L’azione del NCA nel corso delle diverse ispezioni, col supporto del
cane antiveleno King e del suo conduttore, un veterinario
dell’Università di Sassari, ha permesso di risalire a una decina di
siti critici con animali morti o tracce di veleno. Individuata anche
la motivazione del presunto autore dei reati: l’interesse a liberare
dalla fauna selvatica, specialmente da predatori quali volpi, martore
e altri, i terreni sarebbero stati sicuri da attacchi agli agnelli
appena nati.
L’accusa rivolta all’allevatore è di aver disseminato esche
avvelenate in tutti i suoi terreni in agro di Laerru, dove avrebbe poi
trasferito in sicurezza le sue pecore e gli agnelli.
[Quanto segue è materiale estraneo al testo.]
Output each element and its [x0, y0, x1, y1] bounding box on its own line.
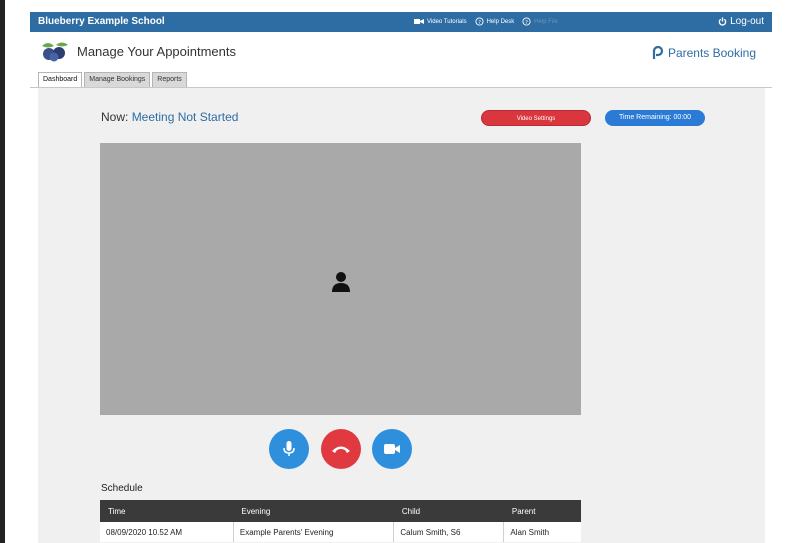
video-tutorials-label: Video Tutorials: [427, 18, 467, 25]
video-area: [100, 143, 581, 415]
video-tutorials-link[interactable]: Video Tutorials: [414, 18, 467, 25]
tab-dashboard[interactable]: Dashboard: [38, 72, 83, 88]
school-name: Blueberry Example School: [38, 16, 165, 27]
tab-manage-bookings[interactable]: Manage Bookings: [84, 72, 151, 88]
logout-label: Log-out: [730, 16, 764, 27]
end-call-button[interactable]: [321, 429, 361, 469]
blueberry-logo: [42, 42, 68, 62]
svg-text:?: ?: [478, 20, 481, 26]
camera-icon: [414, 19, 424, 24]
camera-button[interactable]: [372, 429, 412, 469]
logout-link[interactable]: Log-out: [718, 16, 764, 27]
cell-time: 08/09/2020 10.52 AM: [100, 522, 234, 542]
column-header-time: Time: [100, 500, 234, 522]
help-icon: ?: [522, 17, 531, 26]
meeting-status-text: Meeting Not Started: [131, 110, 239, 124]
time-remaining-badge: Time Remaining: 00:00: [605, 110, 705, 126]
now-label: Now:: [101, 110, 129, 124]
power-icon: [718, 17, 727, 26]
meeting-status: Now: Meeting Not Started: [101, 110, 238, 124]
column-header-parent: Parent: [503, 500, 581, 522]
microphone-icon: [283, 441, 295, 456]
app-frame: Blueberry Example School Video Tutorials…: [0, 0, 787, 543]
video-camera-icon: [384, 444, 400, 454]
svg-text:?: ?: [525, 20, 528, 26]
tab-reports[interactable]: Reports: [152, 72, 187, 88]
header: Manage Your Appointments Parents Booking: [30, 32, 772, 72]
cell-parent: Alan Smith: [503, 522, 581, 542]
help-desk-link[interactable]: ? Help Desk: [475, 17, 515, 26]
dashboard-content: Now: Meeting Not Started Video Settings …: [38, 88, 765, 543]
help-desk-label: Help Desk: [486, 18, 515, 25]
phone-hangup-icon: [332, 446, 350, 453]
brand-label: Parents Booking: [667, 46, 756, 60]
cell-evening: Example Parents' Evening: [233, 522, 395, 542]
cell-child: Calum Smith, S6: [393, 522, 505, 542]
help-file-link[interactable]: ? Help File: [522, 17, 558, 26]
nav-tabs: Dashboard Manage Bookings Reports: [38, 72, 187, 88]
help-icon: ?: [475, 17, 484, 26]
column-header-child: Child: [393, 500, 504, 522]
microphone-button[interactable]: [269, 429, 309, 469]
window-edge: [0, 0, 5, 543]
table-header-row: Time Evening Child Parent: [100, 500, 581, 522]
schedule-table: Time Evening Child Parent 08/09/2020 10.…: [100, 500, 581, 542]
top-bar: Blueberry Example School Video Tutorials…: [30, 12, 772, 32]
table-row[interactable]: 08/09/2020 10.52 AM Example Parents' Eve…: [100, 522, 581, 542]
top-links: Video Tutorials ? Help Desk ? Help File: [414, 17, 558, 26]
help-file-label: Help File: [534, 18, 558, 25]
video-settings-button[interactable]: Video Settings: [481, 110, 591, 126]
parents-booking-brand[interactable]: Parents Booking: [652, 46, 756, 60]
person-icon: [332, 272, 350, 292]
column-header-evening: Evening: [233, 500, 394, 522]
page-title: Manage Your Appointments: [77, 44, 237, 59]
parents-booking-logo: [652, 46, 664, 59]
schedule-label: Schedule: [101, 483, 143, 494]
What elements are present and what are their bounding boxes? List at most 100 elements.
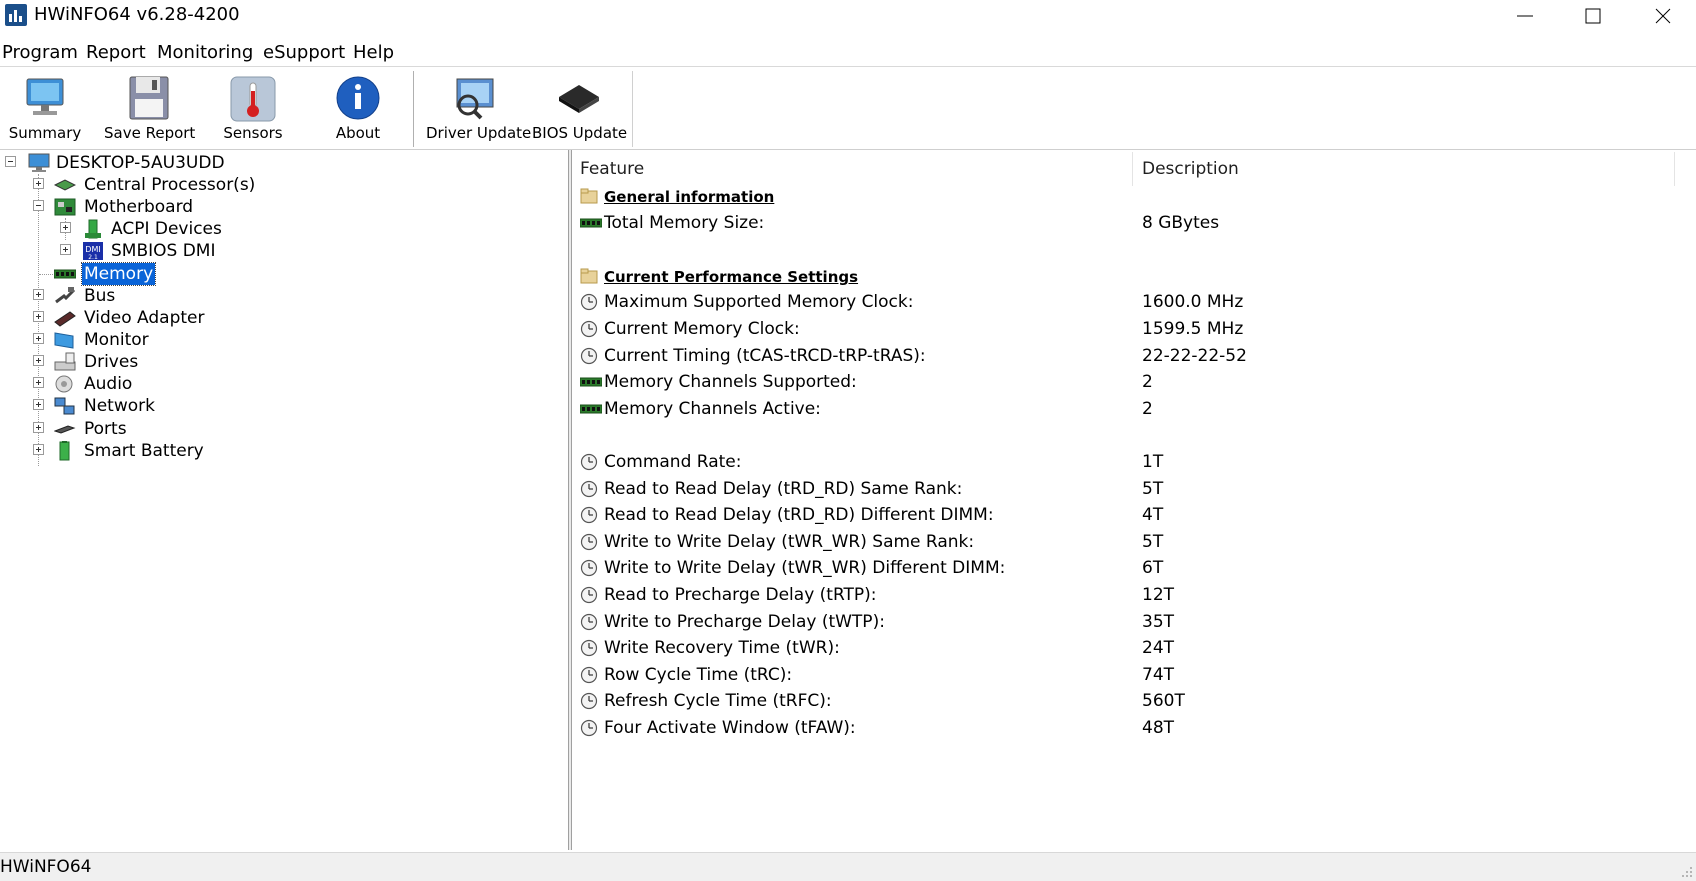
description-value: 35T xyxy=(1142,612,1175,632)
acpi-icon xyxy=(85,219,101,239)
detail-row[interactable]: Read to Precharge Delay (tRTP): 12T xyxy=(572,583,1696,609)
tree-item-monitor[interactable]: Monitor xyxy=(0,329,560,351)
expand-icon[interactable] xyxy=(33,289,44,300)
detail-row[interactable]: Current Memory Clock: 1599.5 MHz xyxy=(572,317,1696,343)
about-label: About xyxy=(335,124,381,142)
folder-icon xyxy=(580,267,598,290)
tree-item-network[interactable]: Network xyxy=(0,395,560,417)
clock-icon xyxy=(580,506,598,529)
detail-row[interactable]: Memory Channels Supported: 2 xyxy=(572,370,1696,396)
tree-item-acpi[interactable]: ACPI Devices xyxy=(0,218,560,240)
tree-item-cpu[interactable]: Central Processor(s) xyxy=(0,174,560,196)
menu-esupport[interactable]: eSupport xyxy=(263,42,345,63)
drives-icon xyxy=(54,352,76,371)
collapse-icon[interactable] xyxy=(33,200,44,211)
collapse-icon[interactable] xyxy=(5,156,16,167)
tree-root[interactable]: DESKTOP-5AU3UDD xyxy=(0,152,560,174)
section-title: General information xyxy=(604,188,775,206)
driver-update-label: Driver Update xyxy=(426,124,532,142)
clock-icon xyxy=(580,480,598,503)
detail-row[interactable]: Write to Write Delay (tWR_WR) Different … xyxy=(572,556,1696,582)
tree-item-motherboard[interactable]: Motherboard xyxy=(0,196,560,218)
description-value: 2 xyxy=(1142,372,1153,392)
video-adapter-icon xyxy=(54,311,76,327)
description-value: 1600.0 MHz xyxy=(1142,292,1244,312)
detail-row[interactable]: Read to Read Delay (tRD_RD) Different DI… xyxy=(572,503,1696,529)
tree-item-audio[interactable]: Audio xyxy=(0,373,560,395)
svg-text:DMI: DMI xyxy=(85,245,100,254)
description-value: 74T xyxy=(1142,665,1175,685)
resize-grip-icon[interactable] xyxy=(1680,865,1694,879)
menu-report[interactable]: Report xyxy=(86,42,146,63)
feature-label: Current Timing (tCAS-tRCD-tRP-tRAS): xyxy=(604,346,926,366)
details-pane: Feature Description General information T… xyxy=(572,152,1696,850)
detail-row[interactable]: Read to Read Delay (tRD_RD) Same Rank: 5T xyxy=(572,477,1696,503)
column-header-feature[interactable]: Feature xyxy=(572,152,1132,186)
close-icon xyxy=(1655,8,1671,24)
tree-item-memory[interactable]: Memory xyxy=(0,262,560,286)
summary-button[interactable]: Summary xyxy=(6,67,84,147)
section-header-row[interactable]: Current Performance Settings xyxy=(572,264,1696,290)
maximize-button[interactable] xyxy=(1558,0,1628,32)
column-header-description[interactable]: Description xyxy=(1134,152,1674,186)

In pochi mesi è stato provocato l’avvelenamento di almeno quattordici
cani domestici, per la gran parte con esiti letali, quattro gatti, un
cinghiale e cinque corvi imperiali. A questo bilancio manca il conto
di quegli animali, selvatici o meno, che sono andati a morire lontano
dall’area interessata. Le informazioni raccolte dai testimoni, la
ricerca delle prove e gli altri elementi raccolti hanno consentito
all’Autorità giudiziaria di procedere, qualche giorno fa, al rinvio a
giudizio dell’allevatore.
L’attività del Nucleo Cinofilo Antiveleno non si ferma ma continuerà
a ispezionare il territorio per impedire e reprimere l’abbandono di
esche e di veleni dannosi per gli animali e per l’ambiente in genere.
Lo studio dei casi di avvelenamento da parte dell’Istituto
Zooprofilattico fa emergere che è sempre maggiore il numero di animali
che muoiono per avvelenamento e che giungono nei loro laboratori.
E sempre più spesso i fatti si verificano nelle immediate periferie
o, addirittura, nei centri urbani, a dimostrazione che non si tratta
soltanto di un reato confinato nel modo rurale. L’uso di sostanze
tossiche, specialmente quelle più facilmente accessibili, che un tempo
poteva essere una pratica in uso quasi esclusivamente nel mondo
agropastorale per la difesa del bestiame o dei prodotti agricoli da
topi, lumache o volpi, è oggi sempre più spesso rilevato vicino agli
abitati rurali e in città, dove si registra un numero importante di
casi, in genere letali. I danni non sono più, quindi solo alla fauna
selvatica o ai cani randagi ma anche degli animali d’affezione, in
quanto i veleni sono utilizzati con grave superficialità e per futili
motivi: per zittire il cane del vicino che abbaia o fermare il gatto
che rovina le piante del giardino.
Le sostanze impiegate possono avere gli stessi esiti anche sulle
persone e che possono costituire un grave rischio per la salute degli
animali e degli umani anche solo per contatto.